One is contracts. SEIU has some major contracts coming up this year, so she is focusing on what she can bring home to the members.

“They have been on the front lines,” she said. “While most of America was shut down and people were working from the comfort of their own homes, our workers went to work every day and risked their lives and the health of their families to do that.”

Taking care of members is also paramount to Kastrup, and she does that by being aggressive and demanding at the bargaining table.

“I would say also capitalizing on the important roles that our members as central workers have played and just the worker shortage,” she said. “People are having trouble finding workers, and we know that the best way to have workers stick around is to pay them more.”

She told the story of her mother, who cleaned houses for a living and could have benefitted from being in a union. Because she was not, her mother had no benefits, sick leave or pension, and she lived paycheck to paycheck.

“I think it’s important that we recognize that most workers want to be respected on the job, and they want it to be fair,” she said. “If they work a full-time job, they want to make enough to support their families and have a little easier life – which shouldn’t be too much to ask.”
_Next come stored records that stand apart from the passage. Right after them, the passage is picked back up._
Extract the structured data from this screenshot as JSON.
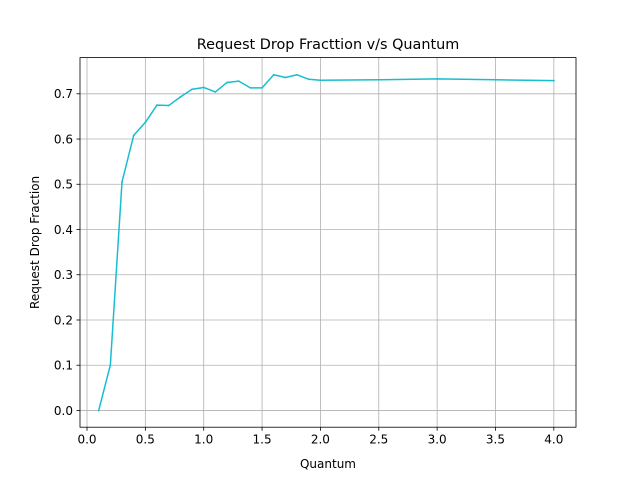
{
  "chart_data": {
    "type": "line",
    "title": "Request Drop Fracttion v/s Quantum",
    "xlabel": "Quantum",
    "ylabel": "Request Drop Fraction",
    "xlim": [
      -0.06,
      4.19
    ],
    "ylim": [
      -0.037,
      0.78
    ],
    "xticks": [
      0.0,
      0.5,
      1.0,
      1.5,
      2.0,
      2.5,
      3.0,
      3.5,
      4.0
    ],
    "xtick_labels": [
      "0.0",
      "0.5",
      "1.0",
      "1.5",
      "2.0",
      "2.5",
      "3.0",
      "3.5",
      "4.0"
    ],
    "yticks": [
      0.0,
      0.1,
      0.2,
      0.3,
      0.4,
      0.5,
      0.6,
      0.7
    ],
    "ytick_labels": [
      "0.0",
      "0.1",
      "0.2",
      "0.3",
      "0.4",
      "0.5",
      "0.6",
      "0.7"
    ],
    "grid": true,
    "series": [
      {
        "color": "#17becf",
        "x": [
          0.1,
          0.2,
          0.3,
          0.4,
          0.5,
          0.6,
          0.7,
          0.8,
          0.9,
          1.0,
          1.1,
          1.2,
          1.3,
          1.4,
          1.5,
          1.6,
          1.7,
          1.8,
          1.9,
          2.0,
          2.5,
          3.0,
          3.5,
          4.0
        ],
        "y": [
          0.0,
          0.1,
          0.505,
          0.608,
          0.637,
          0.675,
          0.674,
          0.693,
          0.71,
          0.714,
          0.704,
          0.725,
          0.728,
          0.713,
          0.713,
          0.742,
          0.736,
          0.742,
          0.732,
          0.73,
          0.731,
          0.733,
          0.731,
          0.729
        ]
      }
    ]
  }
}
Growing the union’s independent political power is another goal, and she is happy that they were able to help elect the first black woman mayor of St. Louis, Tishaura Jones. They have been working closely with the administration.

Kastrup said that organizing activities for SEIU have increased in recent months with unionization efforts underway at companies like Amazon and Starbuck’s, which is affiliated with SEIU through the Workers United Union.

“Workers are fed up,” she said. “And what we’re seeing has been been really inspiring as workers organize themselves, and being very organic as they say, ‘Enough is enough.’”

Through SEIU’s organizing and contract campaigns, and despite uncertainty about the future of work, workers have stood up and fought for their rights, whether joining a union, getting better wages, addressing safety concerns, or respect on the job. Genie Kastrup has seen an underswell of movement.

“I think this is very inspiring, and we are certainly seeing it with younger folks,” she said.